Further, in this exemplary embodiment, the frames for which MAC addresses need to be learned are reduced, thus providing another advantageous effect that the overall power consumption of the apparatuses and the network is also reduced.

Note that although only the ETH-CC frame is described in this exemplary embodiment, the present invention is not limited to the ETH-CC frame. The ETH-CC frame is one type of the E-OAM frame, and is a frame that is often used in the technical field to which the present invention belongs and that is an object with which an advantageous effect according to the present invention can be easily obtained. Therefore, the present invention may be applied to all types of E-OAM frames, or may be applied to a certain type of frames such as ETH-CC frames.

Claims

1. A switch device used in a network in which a MAC (Media Access Control) address to be used is limited within a closed network, comprising:

a determination unit that determines whether a received frame is an Ether-OAM (Operations, Administration and Maintenance) frame or not; and

a MAC address learning unit that, when the received frame is determined to be an Ether-OAM frame in the determination unit, regards that Ether-OAM frame as an object to be learned and thereby learns a MAC address.

2. The switch device according to claim 1, wherein the determination unit and the MAC address learning unit are used in an edge switch and a backbone switch forming a PBBN (Provider Backbone Bridge Network).

3. The switch device according to claim 2, wherein the edge switch transmits/receives an ETH-CC [Ethernet™ Continuity Check] bidirectionally between an inlet edge switch and an outlet edge switch within the PBBN.

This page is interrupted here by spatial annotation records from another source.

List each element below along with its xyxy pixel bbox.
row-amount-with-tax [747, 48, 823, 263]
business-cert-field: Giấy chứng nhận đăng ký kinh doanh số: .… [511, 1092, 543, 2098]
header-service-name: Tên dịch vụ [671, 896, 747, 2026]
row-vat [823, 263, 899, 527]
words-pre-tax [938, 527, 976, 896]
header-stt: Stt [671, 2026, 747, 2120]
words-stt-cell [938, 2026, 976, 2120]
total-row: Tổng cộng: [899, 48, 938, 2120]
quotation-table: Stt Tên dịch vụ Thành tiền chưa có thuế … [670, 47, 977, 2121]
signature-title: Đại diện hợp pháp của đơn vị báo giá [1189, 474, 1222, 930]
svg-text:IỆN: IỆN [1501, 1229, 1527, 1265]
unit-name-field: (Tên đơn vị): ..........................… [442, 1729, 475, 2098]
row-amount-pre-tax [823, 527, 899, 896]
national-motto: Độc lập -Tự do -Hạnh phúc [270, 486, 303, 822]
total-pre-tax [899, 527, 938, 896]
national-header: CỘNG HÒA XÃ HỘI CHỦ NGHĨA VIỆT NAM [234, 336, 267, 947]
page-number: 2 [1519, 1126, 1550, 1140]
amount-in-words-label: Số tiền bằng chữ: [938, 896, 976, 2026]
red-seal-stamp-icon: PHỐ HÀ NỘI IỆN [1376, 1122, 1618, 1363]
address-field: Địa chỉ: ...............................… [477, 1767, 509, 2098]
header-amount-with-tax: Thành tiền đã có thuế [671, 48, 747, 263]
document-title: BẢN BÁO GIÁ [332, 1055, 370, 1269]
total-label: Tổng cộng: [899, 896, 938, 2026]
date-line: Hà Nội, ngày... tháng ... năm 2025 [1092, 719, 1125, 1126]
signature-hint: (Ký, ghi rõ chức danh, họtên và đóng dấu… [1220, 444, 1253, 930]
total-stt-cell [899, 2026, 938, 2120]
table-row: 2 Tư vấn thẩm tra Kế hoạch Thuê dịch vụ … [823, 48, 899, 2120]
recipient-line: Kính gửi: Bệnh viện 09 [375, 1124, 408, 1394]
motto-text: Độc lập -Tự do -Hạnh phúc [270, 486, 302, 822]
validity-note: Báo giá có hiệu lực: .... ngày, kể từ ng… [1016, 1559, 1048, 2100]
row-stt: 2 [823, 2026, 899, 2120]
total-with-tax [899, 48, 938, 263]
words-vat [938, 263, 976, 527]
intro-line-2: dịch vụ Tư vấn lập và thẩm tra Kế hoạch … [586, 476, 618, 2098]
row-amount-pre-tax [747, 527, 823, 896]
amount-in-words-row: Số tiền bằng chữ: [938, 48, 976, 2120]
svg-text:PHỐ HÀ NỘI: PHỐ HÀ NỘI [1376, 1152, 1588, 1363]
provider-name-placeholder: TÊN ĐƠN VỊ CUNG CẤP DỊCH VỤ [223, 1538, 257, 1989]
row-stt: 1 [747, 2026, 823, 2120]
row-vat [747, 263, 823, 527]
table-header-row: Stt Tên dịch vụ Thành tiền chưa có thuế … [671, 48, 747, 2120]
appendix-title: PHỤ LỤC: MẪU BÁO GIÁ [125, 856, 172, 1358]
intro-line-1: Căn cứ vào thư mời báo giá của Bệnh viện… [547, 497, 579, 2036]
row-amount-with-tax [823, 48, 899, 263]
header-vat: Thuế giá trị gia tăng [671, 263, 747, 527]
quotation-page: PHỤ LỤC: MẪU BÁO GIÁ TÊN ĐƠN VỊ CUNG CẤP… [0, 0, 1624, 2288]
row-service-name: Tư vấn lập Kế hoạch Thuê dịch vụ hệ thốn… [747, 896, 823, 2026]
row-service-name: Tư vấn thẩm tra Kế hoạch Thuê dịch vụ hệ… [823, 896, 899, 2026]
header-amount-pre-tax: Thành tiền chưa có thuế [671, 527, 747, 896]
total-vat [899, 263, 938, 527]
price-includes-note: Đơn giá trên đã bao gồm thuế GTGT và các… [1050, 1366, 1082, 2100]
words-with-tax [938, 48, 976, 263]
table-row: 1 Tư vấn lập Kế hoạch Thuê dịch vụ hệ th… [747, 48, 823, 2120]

4. A network in which a MAC (Media Access Control) address to be used is limited within a closed network, wherein a switch device comprising:

a determination unit that determines whether a received frame is an Ether-OAM (Operations, Administration and Maintenance) frame or not; and

a MAC address learning unit that, when the received frame is determined to be an Ether-OAM frame in the determination unit, regards that Ether-OAM frame as an object to be learned and thereby learns a MAC address.

5. The network according to claim 4, wherein the switch device is used in an edge switch and a backbone switch forming a PBBN (Provider Backbone Bridge Network).

6. The network according to claim 5, wherein the edge switch transmits/receives an ETH-CC [Ethernet™ Continuity Check] bidirectionally between an inlet edge switch and an outlet edge switch within the PBBN.

7. An address learning method used in a network in which a MAC (Media Access Control) address to be used is limited within a closed network, wherein a switch device executes:

a determination process of determining whether a received frame is an Ether-OAM (Operations, Administration and Maintenance) frame or not; and

when the received frame is determined to be an Ether-OAM frame in the determination process, a MAC address learning process of regarding that Ether-OAM frame as an object to be learned and thereby learning a MAC address.

8. The address learning method according to claim 7, wherein the switch device is used in an edge switch and a backbone switch forming a PBBN (Provider Backbone Bridge Network).

9. The address learning method according to claim 8, wherein an ETH-CC [EthernetTM™ Continuity Check] is bidirectionally transmitted/received between an inlet edge switch and an outlet edge switch within the PBBN.